Вслед за речью вождя черноногие, которые вынуждены были мчаться с быстротой газели, чтобы как можно скорее удалиться от проклятого лагеря, где они понесли такие жестокие потери, спешились и занялись кто перевязкой своих ран жеваными листьями орегано, а кто — сбором разбредшихся лошадей и быков, украденных ими у бледнолицых.
— Кто эта Лживая Степная Волчица, которая внушает такой страх краснокожим? — спросил граф у Меткой Пули.

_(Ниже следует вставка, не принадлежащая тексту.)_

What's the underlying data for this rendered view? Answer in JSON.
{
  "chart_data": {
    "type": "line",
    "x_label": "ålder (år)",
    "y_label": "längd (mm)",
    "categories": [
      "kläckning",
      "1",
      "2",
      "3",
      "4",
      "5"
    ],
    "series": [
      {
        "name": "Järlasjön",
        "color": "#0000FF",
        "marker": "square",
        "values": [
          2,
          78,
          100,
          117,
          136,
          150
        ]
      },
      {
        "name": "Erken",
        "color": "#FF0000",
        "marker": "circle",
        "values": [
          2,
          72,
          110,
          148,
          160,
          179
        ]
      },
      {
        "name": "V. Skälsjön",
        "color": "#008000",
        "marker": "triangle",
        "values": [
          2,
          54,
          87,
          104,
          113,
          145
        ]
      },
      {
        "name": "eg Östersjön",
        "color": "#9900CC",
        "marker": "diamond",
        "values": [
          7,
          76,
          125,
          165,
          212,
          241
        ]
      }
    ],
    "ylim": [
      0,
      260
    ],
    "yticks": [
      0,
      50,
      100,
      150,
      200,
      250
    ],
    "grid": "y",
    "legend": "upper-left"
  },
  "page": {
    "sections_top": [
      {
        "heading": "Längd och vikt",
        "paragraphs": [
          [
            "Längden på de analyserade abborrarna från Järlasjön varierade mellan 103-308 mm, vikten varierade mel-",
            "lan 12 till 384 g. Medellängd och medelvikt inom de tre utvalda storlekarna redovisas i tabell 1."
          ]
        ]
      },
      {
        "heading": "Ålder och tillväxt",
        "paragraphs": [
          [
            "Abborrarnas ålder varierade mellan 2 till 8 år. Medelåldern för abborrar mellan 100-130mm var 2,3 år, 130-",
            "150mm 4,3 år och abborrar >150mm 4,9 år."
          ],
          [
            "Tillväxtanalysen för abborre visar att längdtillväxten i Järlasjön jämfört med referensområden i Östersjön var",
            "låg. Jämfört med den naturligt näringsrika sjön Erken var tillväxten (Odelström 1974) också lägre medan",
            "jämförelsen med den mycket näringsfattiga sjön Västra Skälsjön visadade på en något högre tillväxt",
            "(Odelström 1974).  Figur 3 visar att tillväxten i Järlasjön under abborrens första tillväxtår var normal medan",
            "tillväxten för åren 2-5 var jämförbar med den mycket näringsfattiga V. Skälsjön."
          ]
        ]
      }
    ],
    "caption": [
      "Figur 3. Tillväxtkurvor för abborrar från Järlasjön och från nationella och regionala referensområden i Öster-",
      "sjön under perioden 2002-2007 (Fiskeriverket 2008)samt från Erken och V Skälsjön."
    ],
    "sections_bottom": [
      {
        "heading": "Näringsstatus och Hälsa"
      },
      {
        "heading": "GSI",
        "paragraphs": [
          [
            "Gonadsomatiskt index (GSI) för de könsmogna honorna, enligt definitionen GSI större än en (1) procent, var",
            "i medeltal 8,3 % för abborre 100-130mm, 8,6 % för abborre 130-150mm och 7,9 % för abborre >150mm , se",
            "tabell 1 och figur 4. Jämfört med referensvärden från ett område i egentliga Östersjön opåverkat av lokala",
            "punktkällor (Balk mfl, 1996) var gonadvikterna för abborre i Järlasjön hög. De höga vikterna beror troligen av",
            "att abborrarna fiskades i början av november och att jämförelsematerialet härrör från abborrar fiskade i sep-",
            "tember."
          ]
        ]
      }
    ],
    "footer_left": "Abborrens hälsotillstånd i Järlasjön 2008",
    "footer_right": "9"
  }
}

— Никто этого не знает, — ответил охотник тихо. — Это женщина, о загадочной жизни которой до сих пор никому ничего не известно. Она наносит вред только индейцам и, по-видимому, является их неумолимым врагом. Краснокожие уверяют, будто она неуязвима, что от нее отскакивают пули и стрелы. Я часто видел ее, но не имел случая с ней заговорить. Я думаю, что она помешана. Насколько я мог судить по ее порой странным телодвижениям, она лишена рассудка, но иногда мне казалось, что она в здравом уме. Словом, это существо непостижимое, живущее в прерии и окруженное непроницаемой тайной.
— Она появляется одна?
— Всегда одна.
— Вы до крайности возбудили мое любопытство, — сказал граф. — Думаете, никто не может сообщить мне более подробные сведения об этой женщине?
— Только один человек, пожалуй, если захочет высказаться.
— Кто же?
— Серый Медведь, — ответил охотник, понизив голос.
— Странно, — пробормотал граф, — что общего между ним и этой женщиной?
Меткая Пуля ответил выразительным движением руки. Разговор прекратился. По приказанию вождя черноногие опять сели на лошадей.
— В путь! — воскликнул Серый Медведь, снова встав вместе с графом и его спутниками во главе отряда.
И опять индейцы пустились вскачь по направлению к лагерю американцев, увлекая за собой скот, который находился в центре отряда.